Home Remedies and Lifestyle
Though medications are the most effective and proven way to treat gout but making specific lifestyle changes and using some home remedies can also help in gout pain relief. Lifestyle changes include:
- Limiting the intake of alcoholic beverages along with drinks sweetened with fructose or fruit sugar. It is suggested to drink a lot of non-alcoholic drinks especially water.
- Limit intake of foods containing a high amount of purines like organ meat, red meat, and seafood.
- Exercise regularly and lose some weight if you are on the heavier side. Maintaining a healthy body weight reduces the risk of having gout to a great extent.
If you do not find any relief even after going through several of the above-mentioned treatment procedures, you may opt for alternative treatment as well. However, it is always suggested to take the advice of your doctor before opting for any kind of different treatment plan. Check with him about the various benefits and risks associated with the alternative treatment course. You must also know whether it would interfere with your present gout medicines. Since there is not much research available on alternative treatments; there is not much information on their side effects as well.

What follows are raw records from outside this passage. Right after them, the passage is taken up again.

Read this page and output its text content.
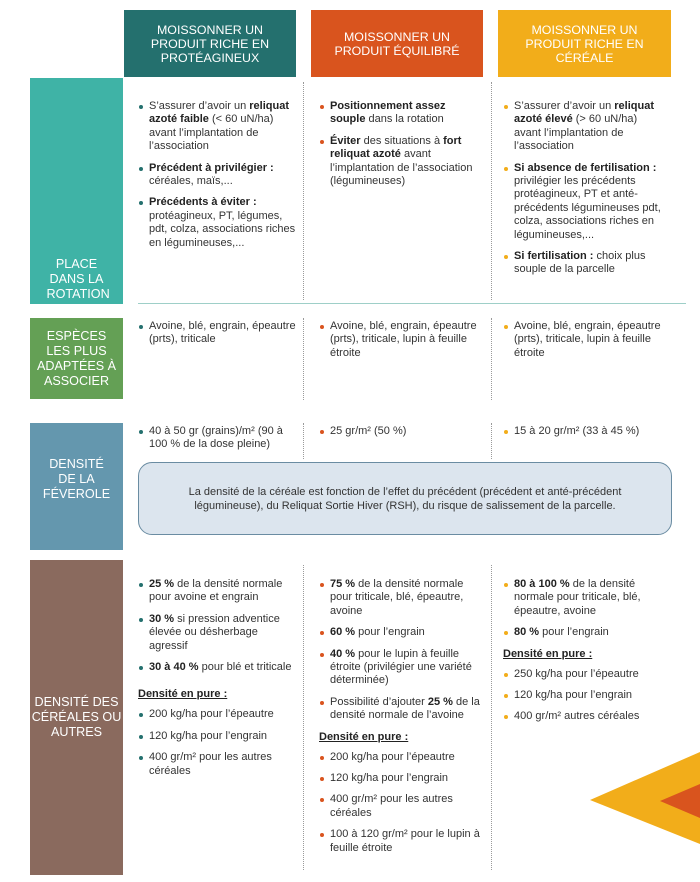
MOISSONNER UN PRODUIT RICHE EN PROTÉAGINEUX
MOISSONNER UN PRODUIT ÉQUILIBRÉ
MOISSONNER UN PRODUIT RICHE EN CÉRÉALE
PLACE DANS LA ROTATION
ESPÈCES LES PLUS ADAPTÉES À ASSOCIER
DENSITÉ DE LA FÉVEROLE
DENSITÉ DES CÉRÉALES OU AUTRES
S’assurer d’avoir un reliquat azoté faible (< 60 uN/ha) avant l’implantation de l’association
Précédent à privilégier : céréales, maïs,...
Précédents à éviter : protéagineux, PT, légumes, pdt, colza, associations riches en légumineuses,...
Positionnement assez souple dans la rotation
Éviter des situations à fort reliquat azoté avant l’implantation de l’association (légumineuses)
S’assurer d’avoir un reliquat azoté élevé (> 60 uN/ha) avant l’implantation de l’association
Si absence de fertilisation : privilégier les précédents protéagineux, PT et anté-précédents légumineuses pdt, colza, associations riches en légumineuses,...
Si fertilisation : choix plus souple de la parcelle
Avoine, blé, engrain, épeautre (prts), triticale
Avoine, blé, engrain, épeautre (prts), triticale, lupin à feuille étroite
Avoine, blé, engrain, épeautre (prts), triticale, lupin à feuille étroite
40 à 50 gr (grains)/m² (90 à 100 % de la dose pleine)
25 gr/m² (50 %)	15 à 20 gr/m² (33 à 45 %)
La densité de la céréale est fonction de l’effet du précédent (précédent et anté-précédent légumineuse), du Reliquat Sortie Hiver (RSH), du risque de salissement de la parcelle.
25 % de la densité normale pour avoine et engrain
30 % si pression adventice élevée ou désherbage agressif
30 à 40 % pour blé et triticale
Densité en pure :
200 kg/ha pour l’épeautre
120 kg/ha pour l’engrain
400 gr/m² pour les autres céréales
75 % de la densité normale pour triticale, blé, épeautre, avoine
60 % pour l’engrain
40 % pour le lupin à feuille étroite (privilégier une variété déterminée)
Possibilité d’ajouter 25 % de la densité normale de l’avoine
Densité en pure :
200 kg/ha pour l’épeautre
120 kg/ha pour l’engrain
400 gr/m² pour les autres céréales
100 à 120 gr/m² pour le lupin à feuille étroite
80 à 100 % de la densité normale pour triticale, blé, épeautre, avoine
80 % pour l’engrain
Densité en pure :
250 kg/ha pour l’épeautre
120 kg/ha pour l’engrain
400 gr/m² autres céréales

Certain food items have been known to prove beneficial to lessen the uric acid levels. These are:
Coffee: Studies show the relation between consumption of both regular as well as decaffeinated coffee and lower uric acid levels. However, there is no demonstration to back this theory that coffee has such effect. The available evidence is not enough to ask non-coffee drinkers to start with it if they have gout. The researchers, on the other hand, can take a cue from this and find out whether coffee can really be used as medicine to treat gout in the future.
Vitamin C: Vitamin C supplements can reduce uric acid levels in the blood. However, there is no actual study to prove the same. Ask your doctor how much vitamin c supplement you can consume without having to face any adverse side effects.
Cherries: Cherries can really lower the levels of uric acid and reduce the number of gout attacks in a person. Eating fresh cherries or drinking juice may give you a good support to treat gout. However, always ask your doctor about the amount you can take without the risk of any side effects.
Other options like deep-breathing exercises, relaxation techniques, homeopathic medicines can also be considered as effective gout treatment.